On the Impact of Lossy Image and Video Compression on the Performance of
Deep Convolutional Neural Network Architectures
- URL: http://arxiv.org/abs/2007.14314v1
- Date: Tue, 28 Jul 2020 15:37:37 GMT
- Title: On the Impact of Lossy Image and Video Compression on the Performance of
Deep Convolutional Neural Network Architectures
- Authors: Matt Poyser, Amir Atapour-Abarghouei, Toby P. Breckon
- Abstract summary: This study investigates the impact of commonplace image and video compression techniques on the performance of deep learning architectures.
We examine the impact on performance across five discrete tasks: human pose estimation, semantic segmentation, object detection, action recognition, and monocular depth estimation.

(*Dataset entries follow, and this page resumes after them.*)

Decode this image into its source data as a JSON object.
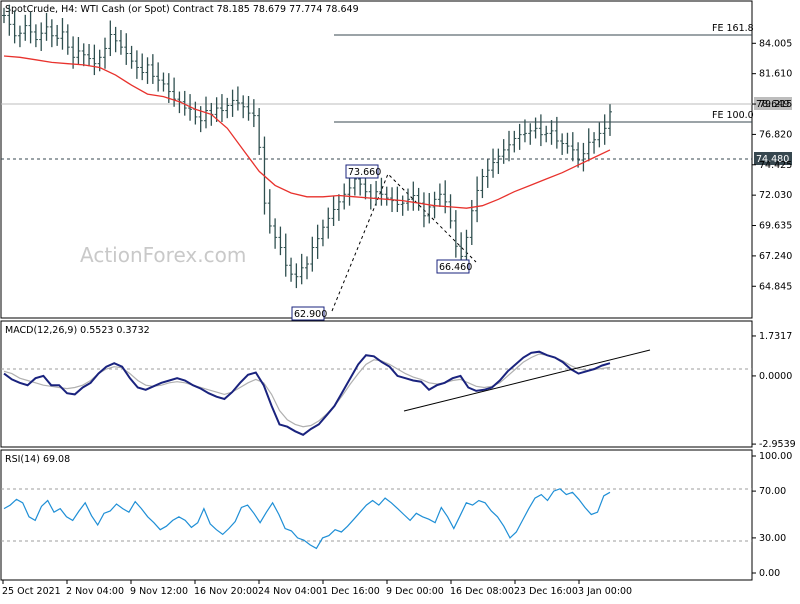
{
  "chart_data": [
    {
      "type": "bar",
      "panel": "price",
      "title": "SpotCrude, H4:  WTI Cash (or Spot) Contract  78.185 78.679 77.774 78.649",
      "watermark": "ActionForex.com",
      "ylim": [
        62.5,
        86.0
      ],
      "y_ticks": [
        "84.005",
        "81.610",
        "79.215",
        "76.820",
        "74.425",
        "72.030",
        "69.635",
        "67.240",
        "64.845"
      ],
      "x_ticks": [
        "25 Oct 2021",
        "2 Nov 04:00",
        "9 Nov 12:00",
        "16 Nov 20:00",
        "24 Nov 04:00",
        "1 Dec 16:00",
        "9 Dec 00:00",
        "16 Dec 08:00",
        "23 Dec 16:00",
        "3 Jan 00:00"
      ],
      "series": [
        {
          "values": [
            86.2,
            85.5,
            84.6,
            84.8,
            85.4,
            84.9,
            84.3,
            84.8,
            85.3,
            84.6,
            84.4,
            84.9,
            83.7,
            82.9,
            83.4,
            83.1,
            82.8,
            82.4,
            82.9,
            83.6,
            84.7,
            84.2,
            83.7,
            83.2,
            82.6,
            82.1,
            81.7,
            82.3,
            81.4,
            81.1,
            80.8,
            80.2,
            79.6,
            79.4,
            78.9,
            78.8,
            78.2,
            77.9,
            78.7,
            78.4,
            78.9,
            78.7,
            79.1,
            79.5,
            79.3,
            79.0,
            78.5,
            78.3,
            75.8,
            71.4,
            69.6,
            68.7,
            67.9,
            66.5,
            65.8,
            65.6,
            66.3,
            66.6,
            67.9,
            68.6,
            69.5,
            70.2,
            70.9,
            71.5,
            72.1,
            72.6,
            73.3,
            72.9,
            72.3,
            71.8,
            72.3,
            72.1,
            71.8,
            71.6,
            71.3,
            71.4,
            71.7,
            72.0,
            71.4,
            70.4,
            71.1,
            71.7,
            72.1,
            71.5,
            70.0,
            68.0,
            67.2,
            68.7,
            70.8,
            72.4,
            73.5,
            74.0,
            74.6,
            75.1,
            75.6,
            76.0,
            76.5,
            76.8,
            76.9,
            77.1,
            77.3,
            76.8,
            76.9,
            77.1,
            76.3,
            76.1,
            75.9,
            75.6,
            74.8,
            75.3,
            76.2,
            76.4,
            76.9,
            77.3,
            78.6
          ]
        },
        {
          "name": "MA",
          "values": [
            83.0,
            82.9,
            82.7,
            82.5,
            82.4,
            82.3,
            82.1,
            81.5,
            80.7,
            80.0,
            79.8,
            79.4,
            78.8,
            78.4,
            77.3,
            75.6,
            73.9,
            72.8,
            72.2,
            71.9,
            71.9,
            72.0,
            71.9,
            71.8,
            71.7,
            71.6,
            71.4,
            71.2,
            71.1,
            71.0,
            71.2,
            71.7,
            72.3,
            72.8,
            73.3,
            73.8,
            74.4,
            75.0,
            75.6
          ]
        }
      ],
      "annotations": {
        "levels": [
          {
            "label": "FE 161.8",
            "value": 84.1
          },
          {
            "label": "FE 100.0",
            "value": 77.2
          },
          {
            "label": "74.480",
            "value": 74.48
          },
          {
            "label": "78.649",
            "value": 78.649
          }
        ],
        "points": [
          {
            "label": "62.900",
            "value": 62.9
          },
          {
            "label": "73.660",
            "value": 73.66
          },
          {
            "label": "66.460",
            "value": 66.46
          }
        ]
      },
      "colors": {
        "candles": "#2f4f4f",
        "ma": "#e8322d",
        "level_lines": "#37474f",
        "current_price": "#9e9e9e"
      }
    },
    {
      "type": "line",
      "panel": "macd",
      "title": "MACD(12,26,9) 0.5523 0.3732",
      "ylim": [
        -2.95,
        1.73
      ],
      "y_ticks": [
        "1.7317",
        "0.0000",
        "-2.9539"
      ],
      "series": [
        {
          "values": [
            0.1,
            -0.15,
            -0.3,
            -0.4,
            -0.1,
            0.0,
            -0.4,
            -0.4,
            -0.75,
            -0.8,
            -0.5,
            -0.3,
            0.1,
            0.4,
            0.55,
            0.4,
            -0.1,
            -0.5,
            -0.6,
            -0.45,
            -0.3,
            -0.2,
            -0.1,
            -0.2,
            -0.4,
            -0.55,
            -0.75,
            -0.9,
            -1.0,
            -0.7,
            -0.3,
            0.05,
            0.15,
            -0.4,
            -1.3,
            -2.1,
            -2.2,
            -2.4,
            -2.55,
            -2.3,
            -2.1,
            -1.7,
            -1.3,
            -0.7,
            -0.1,
            0.5,
            0.9,
            0.85,
            0.6,
            0.4,
            0.0,
            -0.1,
            -0.2,
            -0.25,
            -0.6,
            -0.4,
            -0.3,
            -0.1,
            0.0,
            -0.5,
            -0.65,
            -0.6,
            -0.5,
            -0.2,
            0.2,
            0.5,
            0.8,
            1.0,
            1.05,
            0.9,
            0.8,
            0.6,
            0.3,
            0.1,
            0.2,
            0.3,
            0.45,
            0.55
          ]
        },
        {
          "values": [
            0.2,
            0.1,
            -0.1,
            -0.2,
            -0.3,
            -0.4,
            -0.45,
            -0.5,
            -0.55,
            -0.5,
            -0.4,
            -0.2,
            0.1,
            0.3,
            0.4,
            0.35,
            0.1,
            -0.2,
            -0.4,
            -0.45,
            -0.4,
            -0.3,
            -0.25,
            -0.3,
            -0.4,
            -0.5,
            -0.6,
            -0.7,
            -0.8,
            -0.7,
            -0.5,
            -0.3,
            -0.15,
            -0.3,
            -0.8,
            -1.5,
            -1.9,
            -2.1,
            -2.2,
            -2.15,
            -1.95,
            -1.65,
            -1.3,
            -0.85,
            -0.35,
            0.1,
            0.5,
            0.7,
            0.65,
            0.5,
            0.3,
            0.1,
            -0.05,
            -0.15,
            -0.3,
            -0.35,
            -0.3,
            -0.2,
            -0.15,
            -0.3,
            -0.45,
            -0.5,
            -0.45,
            -0.3,
            0.0,
            0.3,
            0.6,
            0.8,
            0.95,
            0.9,
            0.8,
            0.65,
            0.45,
            0.3,
            0.25,
            0.28,
            0.32,
            0.37
          ]
        }
      ],
      "colors": {
        "macd": "#1a237e",
        "signal": "#b0b0b0",
        "trendline": "#000000"
      }
    },
    {
      "type": "line",
      "panel": "rsi",
      "title": "RSI(14) 69.08",
      "ylim": [
        0,
        100
      ],
      "y_ticks": [
        "100.00",
        "70.00",
        "30.00",
        "0.00"
      ],
      "grid_levels": [
        70,
        30
      ],
      "series": [
        {
          "values": [
            55,
            58,
            63,
            60,
            48,
            45,
            57,
            62,
            52,
            55,
            48,
            45,
            53,
            60,
            49,
            41,
            51,
            53,
            59,
            55,
            52,
            61,
            55,
            48,
            43,
            37,
            40,
            45,
            48,
            45,
            39,
            43,
            55,
            42,
            37,
            33,
            38,
            44,
            56,
            58,
            51,
            43,
            52,
            60,
            50,
            38,
            36,
            30,
            28,
            24,
            21,
            30,
            32,
            37,
            35,
            40,
            46,
            52,
            58,
            62,
            58,
            64,
            60,
            55,
            50,
            45,
            51,
            48,
            46,
            43,
            56,
            48,
            38,
            49,
            60,
            58,
            62,
            60,
            53,
            48,
            40,
            30,
            35,
            45,
            55,
            64,
            67,
            62,
            70,
            72,
            67,
            69,
            63,
            56,
            50,
            52,
            66,
            69
          ]
        }
      ],
      "colors": {
        "rsi": "#1f8fd6",
        "grid": "#9e9e9e"
      }
    }
  ]
}
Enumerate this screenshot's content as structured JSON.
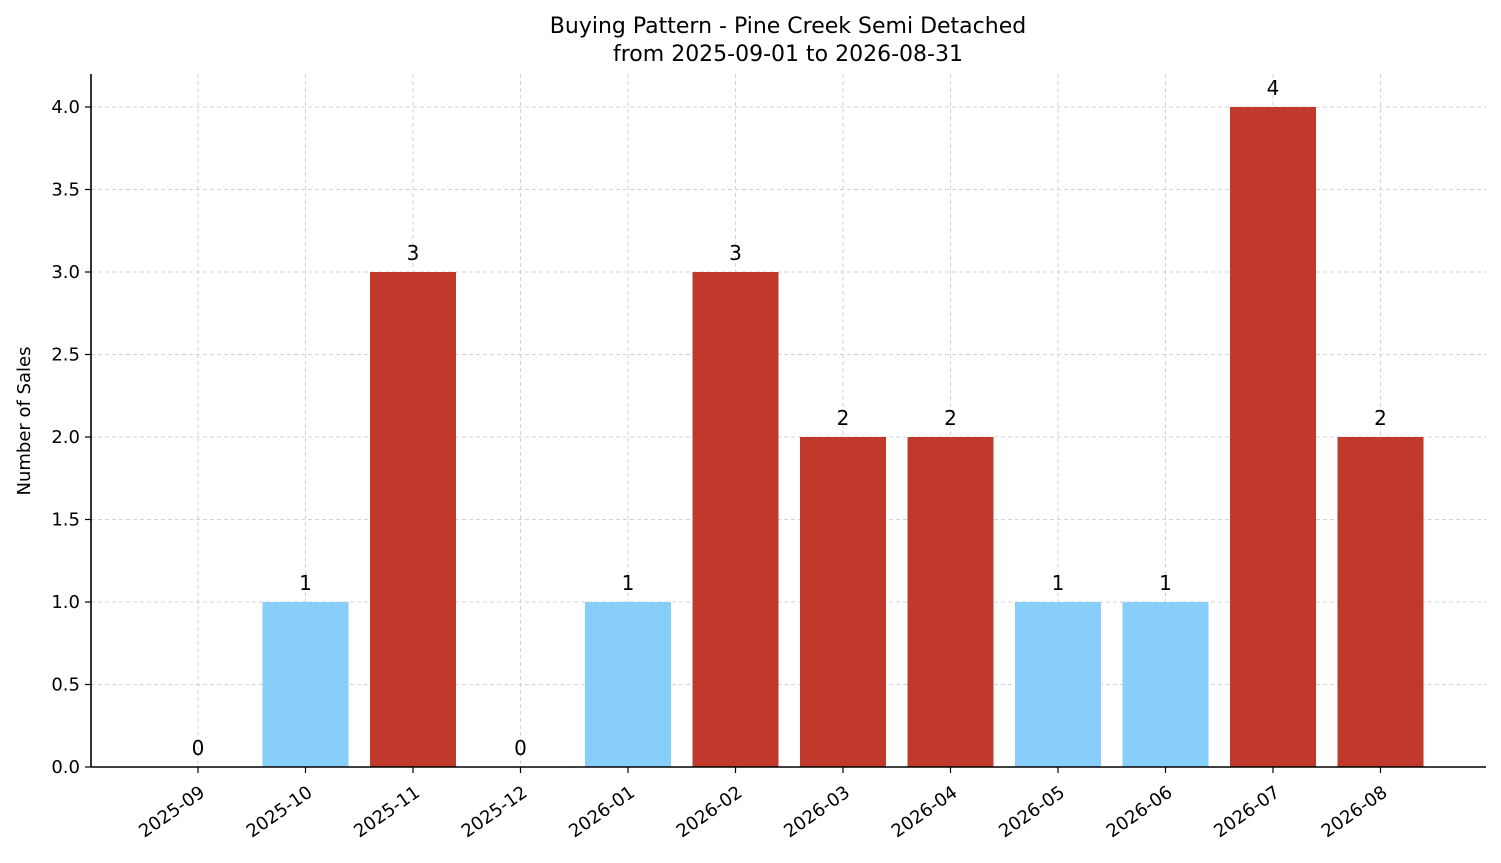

Results show a non-linear and non-uniform relationship between network performance and the level of lossy compression applied.
- Score: 17.349420462716886
- License: http://arxiv.org/licenses/nonexclusive-distrib/1.0/
- Abstract: Recent advances in generalized image understanding have seen a surge in the
use of deep convolutional neural networks (CNN) across a broad range of
image-based detection, classification and prediction tasks. Whilst the reported
performance of these approaches is impressive, this study investigates the
hitherto unapproached question of the impact of commonplace image and video
compression techniques on the performance of such deep learning architectures.
Focusing on the JPEG and H.264 (MPEG-4 AVC) as a representative proxy for
contemporary lossy image/video compression techniques that are in common use
within network-connected image/video devices and infrastructure, we examine the
impact on performance across five discrete tasks: human pose estimation,
semantic segmentation, object detection, action recognition, and monocular
depth estimation. As such, within this study we include a variety of network
architectures and domains spanning end-to-end convolution, encoder-decoder,
region-based CNN (R-CNN), dual-stream, and generative adversarial networks
(GAN). Our results show a non-linear and non-uniform relationship between
network performance and the level of lossy compression applied. Notably,
performance decreases significantly below a JPEG quality (quantization) level
of 15% and a H.264 Constant Rate Factor (CRF) of 40. However, retraining said
architectures on pre-compressed imagery conversely recovers network performance
by up to 78.4% in some cases. Furthermore, there is a correlation between
architectures employing an encoder-decoder pipeline and those that demonstrate
resilience to lossy image compression. The characteristics of the relationship
between input compression to output task performance can be used to inform
design decisions within future image/video devices and infrastructure.